Date Tue, 28 Jul 2009 05:47:59 GMT
This is pretty easily done with a language model with at least reasonable

The basic idea is to use a noisy channel model to say that there is an
underlying "true" query that is corrupted by a noise process to get what we
observe.  We want to find the most likely "true" query.  With some simple
assumptions about the noise model, we can estimate a simple language model
and the parameters of the noise model.  This allows us to reconstruct an
estimate of the "true" query for each novel query that we get.

In practice, the noise model does not usually cause massive change in the
query.  That means that as a first approximation, we can use the observed
queries to initialize the language model.  Then, we can alternate steps
finding a noise model (using queries held out from the language model
estimation) and then deriving a sharpened estimate of the language model.

For many of these spelling correction problems, the initial estimate of the
language and noise models are good enough to use as is.

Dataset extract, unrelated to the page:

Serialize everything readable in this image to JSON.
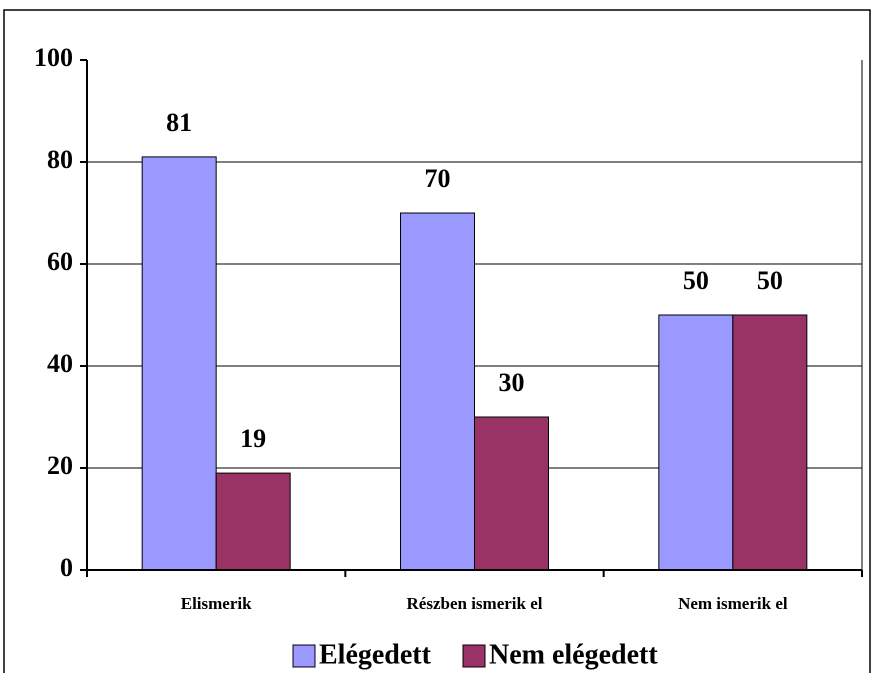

A very moderate application of heuristics, usually regarding the form of
acceptable corruptions that might be present in the noise process, or strong
expectations on the frequency of certain corruptions, or some hand annotated
queries is often very helpful.

On Mon, Jul 27, 2009 at 10:38 PM, Jason Rutherglen <> wrote:

> While not a machine learning problem, decomposing compound words
> (marginalgrowth-> marginal growth) with Hadoop is useful in a
> large search app? Lucene has DictionaryCompoundWordTokenFilter
> however for a larger corpus it seems one would build the
> dictionary first (i.e. build an index), then use the terms
> dictionary to execute as the source for decomposing (and
> probably not all the terms?).
> 41,100 results
> 8,390,000 results
>"marginal+growth" 41,100 results
> Looks like they're decomposing the query into a phrase query.
> Probably a key -> value lookup on marginalgrowth.